Ali juga enggan menyampaikan daerah lain yang akan menjadi target pencarian Harun Masiku. Menurutnya hal tersebut merupakan strategi dari penyidikan sehingga tidak bisa dibocorkan. "Itu bagian dari proses strategi kami untuk mencari yang bersangkutan karena ini bagian dari pencarian buron atau DPO. Tentu kami tidak bisa menyampaikan akan kemana kami selanjutnya setelah kemudian tidak mendapatkan yang bersangkutan di kota kota tersebut," ucap Ali. Sebelumnya, pihak Imigrasi memastikan Harun Masiku sudah berada di Indonesia sejak Selasa (7/1/2020). Harun Masiku sendiri telah masuk ke dalam daftar pencarian orang (DPO).

Imigrasi mengakui hal tersebut pada Rabu (22/1/2020) lalu. Harun melintas masuk ke Indonesia melalui Terminal 2F Bandara Soekarno Hatta menggunakan pesawat Batim Air dengan nomor penerbangan ID 7516. Dalam kasus ini, KPK menjerat Komisioner KPU Wahyu Setiawan, mantan Anggota Bawaslu Agustiani Tio Fridelina yang juga orang kepercayaan Wahyu, kader PDIP Harun Masiku, dan Saeful Bahri sebagai tersangka. Caleg dari PDIP Harun Masiku melakukan penyuapan agar Wahyu Setiawan bersedia memproses pergantian anggota DPR melalui mekanisme PAW.
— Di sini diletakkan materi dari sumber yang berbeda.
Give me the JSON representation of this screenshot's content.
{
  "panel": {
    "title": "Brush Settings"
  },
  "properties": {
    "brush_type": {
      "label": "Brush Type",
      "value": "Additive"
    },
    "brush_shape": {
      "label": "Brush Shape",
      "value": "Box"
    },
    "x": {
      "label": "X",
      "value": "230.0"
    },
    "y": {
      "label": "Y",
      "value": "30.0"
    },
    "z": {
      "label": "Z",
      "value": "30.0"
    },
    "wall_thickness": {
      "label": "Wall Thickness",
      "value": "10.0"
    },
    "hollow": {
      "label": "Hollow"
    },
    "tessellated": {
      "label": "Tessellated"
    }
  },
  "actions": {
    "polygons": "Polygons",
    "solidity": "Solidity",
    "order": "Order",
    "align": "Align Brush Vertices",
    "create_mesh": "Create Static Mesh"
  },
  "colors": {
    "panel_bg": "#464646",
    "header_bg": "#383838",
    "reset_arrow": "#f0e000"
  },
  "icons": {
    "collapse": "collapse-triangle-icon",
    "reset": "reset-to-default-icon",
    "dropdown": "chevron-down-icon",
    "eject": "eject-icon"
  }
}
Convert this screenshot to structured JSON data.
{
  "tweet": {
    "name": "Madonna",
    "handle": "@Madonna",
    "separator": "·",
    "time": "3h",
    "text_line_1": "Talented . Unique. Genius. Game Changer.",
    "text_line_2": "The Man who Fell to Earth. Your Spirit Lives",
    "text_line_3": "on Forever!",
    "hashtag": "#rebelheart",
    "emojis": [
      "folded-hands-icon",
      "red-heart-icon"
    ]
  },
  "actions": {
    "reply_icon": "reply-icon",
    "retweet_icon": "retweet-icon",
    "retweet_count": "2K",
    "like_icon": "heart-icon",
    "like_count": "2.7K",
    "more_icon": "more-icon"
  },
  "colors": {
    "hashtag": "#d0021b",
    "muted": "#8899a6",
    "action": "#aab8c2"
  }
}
Upaya itu, dibantu oleh mantan Anggota Badan Pengawas Pemilu Agustiani Tio Fridelina dan seorang kader PDIP Saeful Bahri. Wahyu diduga telah meminta uang sebesar Rp900 juta kepada Harun untuk dapat memuluskan tujuannya. Sebagai pihak penerima, Wahyu dan Agustiani disangkakan melanggar Pasal 12 ayat (1) huruf a atau b atau Pasal 11 Undang Undang Nomor 31 Tahun 1999 tentang Pemberantasan Tindak Pidana Korupsi (UU Tipikor) juncto Pasal 55 ayat (1) ke 1 KUHP.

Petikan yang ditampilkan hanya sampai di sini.